5.4.2. Check capability statistics within each cluster group

We also digged into the average capability statistics within each cluster group to learn about the feature of each group.

superheros_clean |>
  group_by(cluster) |>
  summarise(
    intelligence_mean = mean(intelligence, na.rm = TRUE),
    intelligence_sd = sd(intelligence, na.rm = TRUE),
    strength_mean = mean(strength, na.rm = TRUE),
    strength_sd = sd(strength, na.rm = TRUE),
    speed_mean = mean(speed, na.rm = TRUE),
    speed_sd = sd(speed, na.rm = TRUE),
    durability_mean = mean(durability, na.rm = TRUE),
    durability_sd = sd(durability, na.rm = TRUE),
    power_mean = mean(power, na.rm = TRUE),
    power_sd = sd(power, na.rm = TRUE),
    combat_mean = mean(combat, na.rm = TRUE),
    combat_sd = sd(combat, na.rm = TRUE),
    height_mean = mean(height_cm, na.rm = TRUE),
    height_sd = sd(height_cm, na.rm = TRUE),
    weight_mean = mean(weight_kg, na.rm = TRUE),
    weight_sd = sd(weight_kg, na.rm = TRUE)
  ) |>
  pivot_longer(-cluster, names_to = c("variable", ".value"), names_sep = "_") |>
  mutate(mean_sd = paste0(round(mean, 2), " (", round(sd, 2), ")")) |>
  dplyr::select(variable, cluster, mean_sd) |>
  pivot_wider(names_from = cluster, values_from = mean_sd, names_prefix = "cluster") |>
  kable()

variable	cluster1	cluster2	cluster3
intelligence	67.3 (18.18)	64.16 (22.83)	62.77 (19.05)
strength	63.93 (28.43)	76.31 (26.18)	19.15 (15.04)
speed	54.56 (25.02)	43.06 (17.41)	28.38 (14.3)
durability	80.62 (17.83)	85.72 (19.8)	38.65 (19.79)
power	81.31 (23.54)	71.81 (28.23)	49.62 (25.07)
combat	68.07 (19.15)	69.47 (20.79)	59.68 (24.07)
height	184.7 (15.56)	238.72 (46.7)	175.79 (15.58)
weight	111.26 (56.52)	412.97 (180.88)	74.5 (24.59)

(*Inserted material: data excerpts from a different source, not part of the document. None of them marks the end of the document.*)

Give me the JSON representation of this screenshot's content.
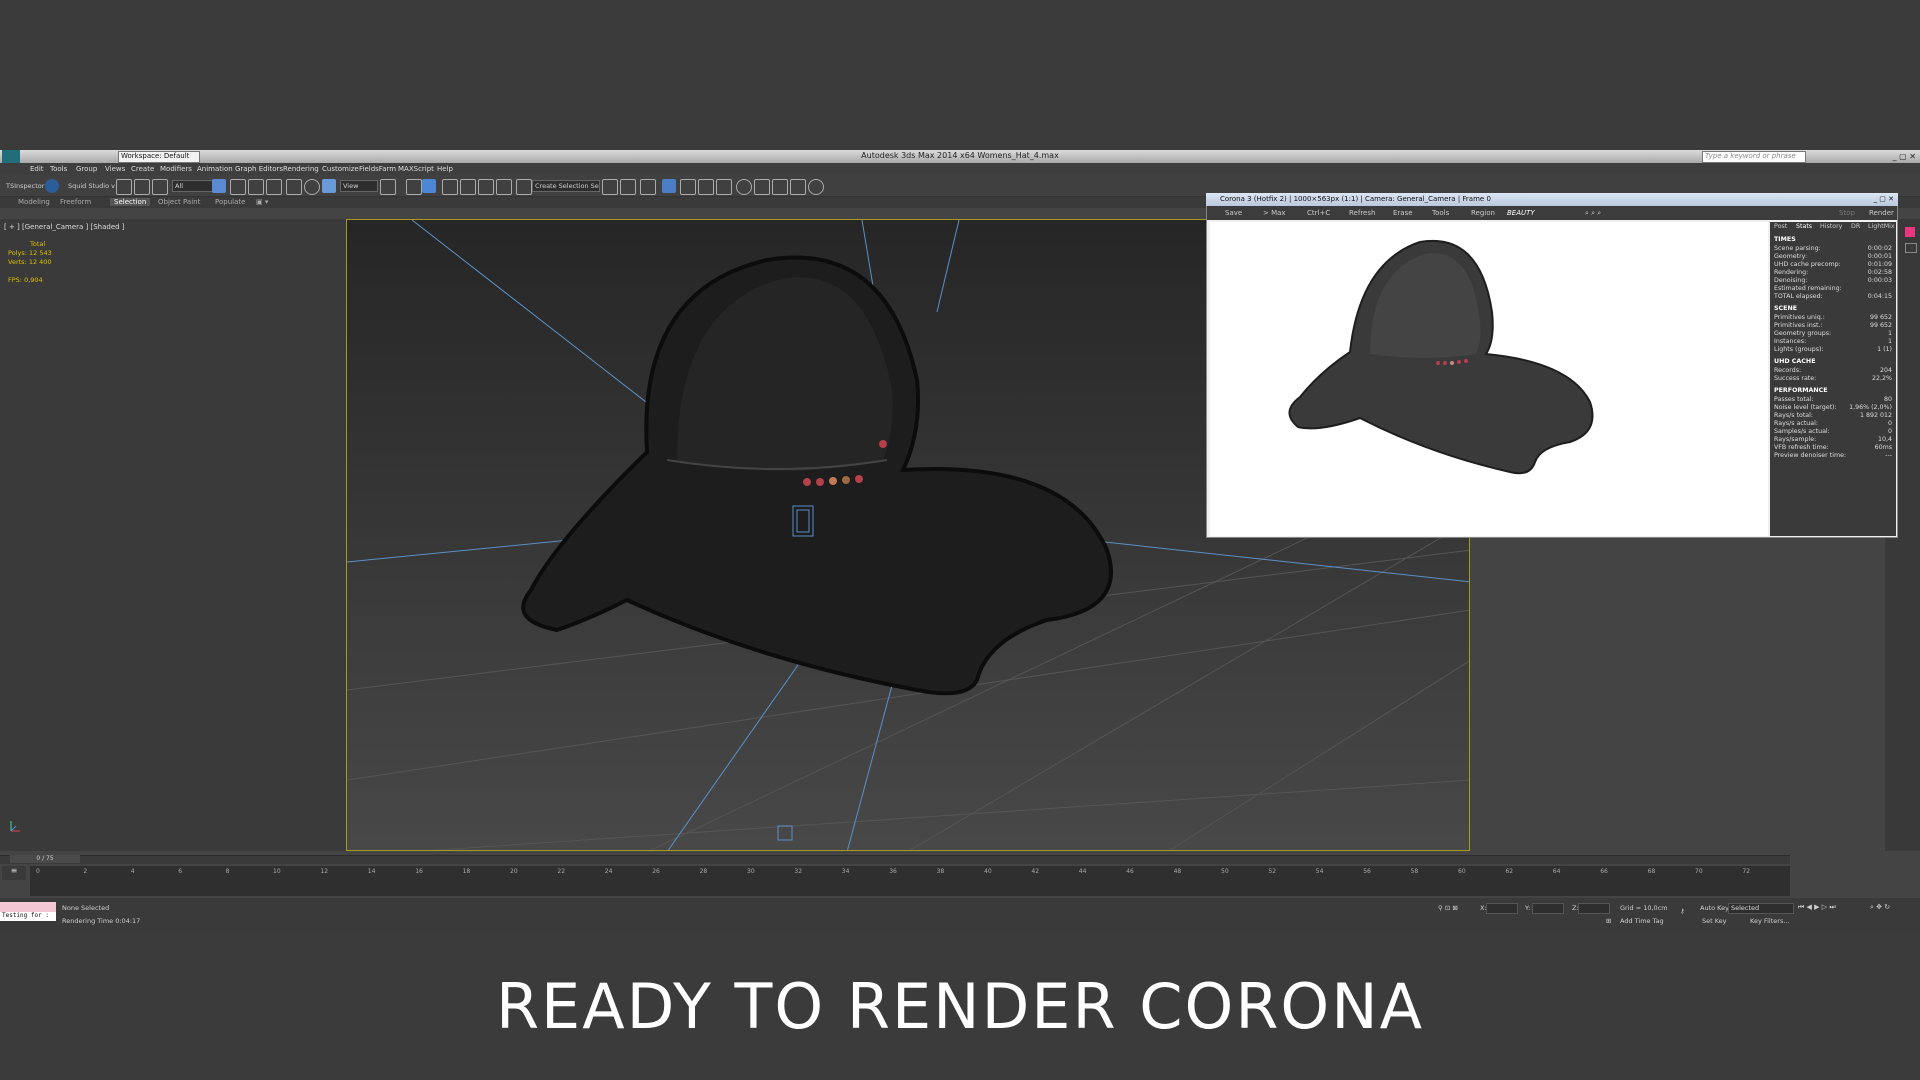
{
  "titlebar": {
    "title": "Autodesk 3ds Max  2014 x64     Womens_Hat_4.max",
    "workspace": "Workspace: Default",
    "search_placeholder": "Type a keyword or phrase"
  },
  "menu": [
    "Edit",
    "Tools",
    "Group",
    "Views",
    "Create",
    "Modifiers",
    "Animation",
    "Graph Editors",
    "Rendering",
    "Customize",
    "FieldsFarm",
    "MAXScript",
    "Help"
  ],
  "toolbar": {
    "ts_inspector": "TSInspector",
    "squid_studio": "Squid Studio v",
    "filter": "All",
    "view": "View",
    "selection_set": "Create Selection Se"
  },
  "ribbon": [
    "Modeling",
    "Freeform",
    "Selection",
    "Object Paint",
    "Populate"
  ],
  "viewport": {
    "label": "[ + ] [General_Camera ] [Shaded ]",
    "stats": {
      "total_label": "Total",
      "polys_label": "Polys:",
      "polys": "12 543",
      "verts_label": "Verts:",
      "verts": "12 400",
      "fps_label": "FPS:",
      "fps": "0,904"
    }
  },
  "timeline": {
    "frame": "0 / 75",
    "ticks": [
      "0",
      "2",
      "4",
      "6",
      "8",
      "10",
      "12",
      "14",
      "16",
      "18",
      "20",
      "22",
      "24",
      "26",
      "28",
      "30",
      "32",
      "34",
      "36",
      "38",
      "40",
      "42",
      "44",
      "46",
      "48",
      "50",
      "52",
      "54",
      "56",
      "58",
      "60",
      "62",
      "64",
      "66",
      "68",
      "70",
      "72"
    ]
  },
  "status": {
    "maxscript": "Testing for :",
    "selection": "None Selected",
    "rendering_time": "Rendering Time  0:04:17",
    "x_label": "X:",
    "y_label": "Y:",
    "z_label": "Z:",
    "grid": "Grid = 10,0cm",
    "add_time_tag": "Add Time Tag",
    "auto_key": "Auto Key",
    "selected": "Selected",
    "set_key": "Set Key",
    "key_filters": "Key Filters..."
  },
  "vfb": {
    "title": "Corona 3 (Hotfix 2) | 1000×563px (1:1) | Camera: General_Camera | Frame 0",
    "tools": [
      "Save",
      "> Max",
      "Ctrl+C",
      "Refresh",
      "Erase",
      "Tools",
      "Region",
      "BEAUTY",
      "Stop",
      "Render"
    ],
    "tabs": [
      "Post",
      "Stats",
      "History",
      "DR",
      "LightMix"
    ],
    "sections": [
      {
        "name": "TIMES",
        "rows": [
          [
            "Scene parsing:",
            "0:00:02"
          ],
          [
            "Geometry:",
            "0:00:01"
          ],
          [
            "UHD cache precomp:",
            "0:01:09"
          ],
          [
            "Rendering:",
            "0:02:58"
          ],
          [
            "Denoising:",
            "0:00:03"
          ],
          [
            "Estimated remaining:",
            ""
          ],
          [
            "TOTAL elapsed:",
            "0:04:15"
          ]
        ]
      },
      {
        "name": "SCENE",
        "rows": [
          [
            "Primitives uniq.:",
            "99 652"
          ],
          [
            "Primitives inst.:",
            "99 652"
          ],
          [
            "Geometry groups:",
            "1"
          ],
          [
            "Instances:",
            "1"
          ],
          [
            "Lights (groups):",
            "1 (1)"
          ]
        ]
      },
      {
        "name": "UHD CACHE",
        "rows": [
          [
            "Records:",
            "204"
          ],
          [
            "Success rate:",
            "22,2%"
          ]
        ]
      },
      {
        "name": "PERFORMANCE",
        "rows": [
          [
            "Passes total:",
            "80"
          ],
          [
            "Noise level (target):",
            "1,96% (2,0%)"
          ],
          [
            "Rays/s total:",
            "1 892 012"
          ],
          [
            "Rays/s actual:",
            "0"
          ],
          [
            "Samples/s actual:",
            "0"
          ],
          [
            "Rays/sample:",
            "10,4"
          ],
          [
            "VFB refresh time:",
            "60ms"
          ],
          [
            "Preview denoiser time:",
            "---"
          ]
        ]
      }
    ]
  },
  "caption": "READY TO RENDER  CORONA"
}
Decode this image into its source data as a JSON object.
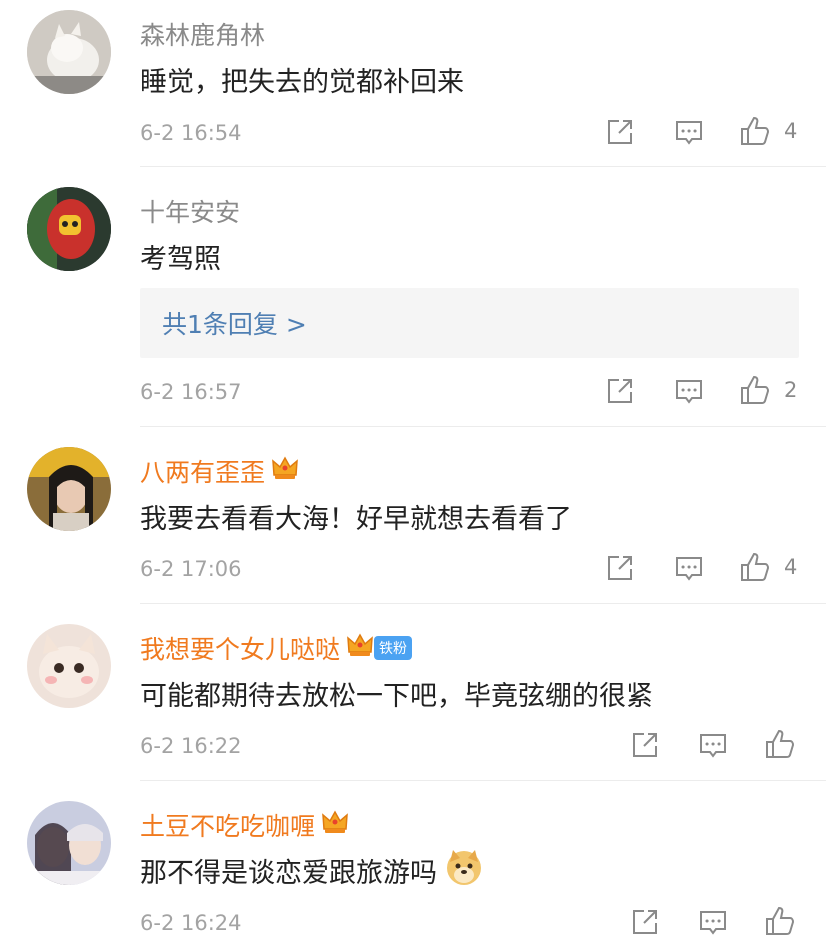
{
  "comments": [
    {
      "user": "森林鹿角林",
      "text": "睡觉，把失去的觉都补回来",
      "time": "6-2 16:54",
      "likes": "4",
      "vip": false
    },
    {
      "user": "十年安安",
      "text": "考驾照",
      "time": "6-2 16:57",
      "likes": "2",
      "vip": false,
      "replies": "共1条回复 >"
    },
    {
      "user": "八两有歪歪",
      "text": "我要去看看大海！好早就想去看看了",
      "time": "6-2 17:06",
      "likes": "4",
      "vip": true
    },
    {
      "user": "我想要个女儿哒哒",
      "text": "可能都期待去放松一下吧，毕竟弦绷的很紧",
      "time": "6-2 16:22",
      "likes": "",
      "vip": true,
      "badge": "铁粉"
    },
    {
      "user": "土豆不吃吃咖喱",
      "text": "那不得是谈恋爱跟旅游吗",
      "time": "6-2 16:24",
      "likes": "",
      "vip": true,
      "emoji": "doge-emoji"
    }
  ],
  "icons": {
    "share": "share-icon",
    "reply": "comment-icon",
    "like": "thumbs-up-icon",
    "crown": "crown-icon"
  },
  "colors": {
    "vip_name": "#f07a1f",
    "reply_link": "#4f7fb3",
    "badge": "#4ba2f2"
  }
}
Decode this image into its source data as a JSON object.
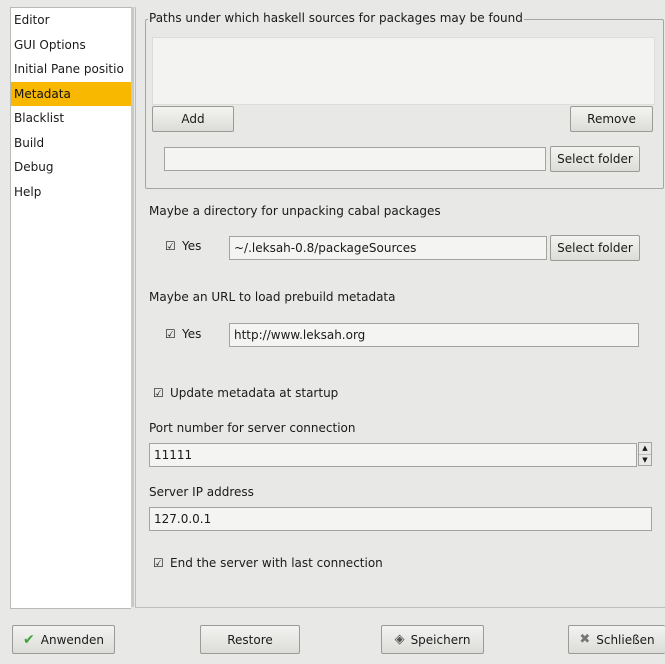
{
  "sidebar": {
    "items": [
      {
        "label": "Editor",
        "selected": false
      },
      {
        "label": "GUI Options",
        "selected": false
      },
      {
        "label": "Initial Pane positio",
        "selected": false
      },
      {
        "label": "Metadata",
        "selected": true
      },
      {
        "label": "Blacklist",
        "selected": false
      },
      {
        "label": "Build",
        "selected": false
      },
      {
        "label": "Debug",
        "selected": false
      },
      {
        "label": "Help",
        "selected": false
      }
    ],
    "selected_color": "#f8b800"
  },
  "paths_frame": {
    "title": "Paths under which haskell sources for packages may be found",
    "add_label": "Add",
    "remove_label": "Remove",
    "path_value": "",
    "select_folder_label": "Select folder"
  },
  "unpack": {
    "heading": "Maybe a directory for unpacking cabal packages",
    "yes_label": "Yes",
    "checked": true,
    "path_value": "~/.leksah-0.8/packageSources",
    "select_folder_label": "Select folder"
  },
  "metadata_url": {
    "heading": "Maybe an URL to load prebuild metadata",
    "yes_label": "Yes",
    "checked": true,
    "url_value": "http://www.leksah.org"
  },
  "update_at_startup": {
    "label": "Update metadata at startup",
    "checked": true
  },
  "port": {
    "heading": "Port number for server connection",
    "value": "11111"
  },
  "server_ip": {
    "heading": "Server IP address",
    "value": "127.0.0.1"
  },
  "end_server": {
    "label": "End the server with last connection",
    "checked": true
  },
  "footer": {
    "apply_label": "Anwenden",
    "restore_label": "Restore",
    "save_label": "Speichern",
    "close_label": "Schließen"
  },
  "icons": {
    "apply": "checkmark-icon",
    "save": "save-icon",
    "close": "close-icon",
    "check": "checkbox-check-icon"
  }
}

The table presents the average values (with standard deviations) of several attributes for superheroes categorized into three clusters. Each row represents a different variable, including intelligence, strength, speed, durability, power, combat, height, and weight. Cluster 1, characterized by moderate values for most attributes, shows relatively balanced abilities, particularly in intelligence and power. Cluster 2 displays the highest average values for strength, durability, height, and weight, indicating that members of this cluster are likely to be physically dominant. Conversely, Cluster 3 exhibits lower values for attributes like strength, speed, and weight, suggesting that the superheroes in this cluster might rely less on physical prowess compared to the other clusters.

5.4.3. Radar Plot!

The radar plot below is a visualization of superhero 6 capabilities values in each group from the previous section.

library(fmsb)
cluster_averages <- superheros_clean |>
  group_by(cluster) |>
  summarise(
    intelligence = mean(intelligence, na.rm = TRUE),
    strength = mean(strength, na.rm = TRUE),
    speed = mean(speed, na.rm = TRUE),
    durability = mean(durability, na.rm = TRUE),
    power = mean(power, na.rm = TRUE),
    combat = mean(combat, na.rm = TRUE)
  )

radar_data <- as.data.frame(cluster_averages)
radar_data <- radar_data[, -1]

radar_data <- rbind(rep(100, 6), rep(0, 6), radar_data)

colors_border <- c('#f08080', '#90ee90', '#87cefa')
colors_in <- c('#ffcccb', '#c6e7c6', '#b0e0e6')

radarchart(radar_data, axistype = 2, 
           pcol = colors_border, 
           pfcol = adjustcolor(colors_in, alpha.f = 0.6), plwd = 2.5, plty = 1,
           cglcol = "grey", cglty = 1, 
           axislabcol = "black")

legend(x = "topright", legend = paste("Cluster", 1:3), pch = 20, col = colors_border, text.col = "black", cex = 1.2, pt.cex = 2)

6. Model Building for Superhero’s Power

Among all these variables such as intelligence, strength, speed, durability, combat, height, weight, gender, alignment, we were interested in knowing what factors contribute the most to a superhero’s power, which is defined as representing the character’s overall power or abilities. Therefore, the goal is to identify key predictors of superhero power, evaluate model performance, and validate the results using advanced methods such as Random Forest.

6.1 Univariate Analysis

A univariate analysis was performed to determine which predictors (independent variables) are significantly associated with power (dependent variable) at 0.05 significance level.

superheros <- read_csv("./data/superheroes.csv",  show_col_types = FALSE)

superheros_clean1 <- superheros %>% 
  filter(complete.cases(intelligence, strength, speed, durability, combat, height_cm, weight_kg, gender, alignment, power))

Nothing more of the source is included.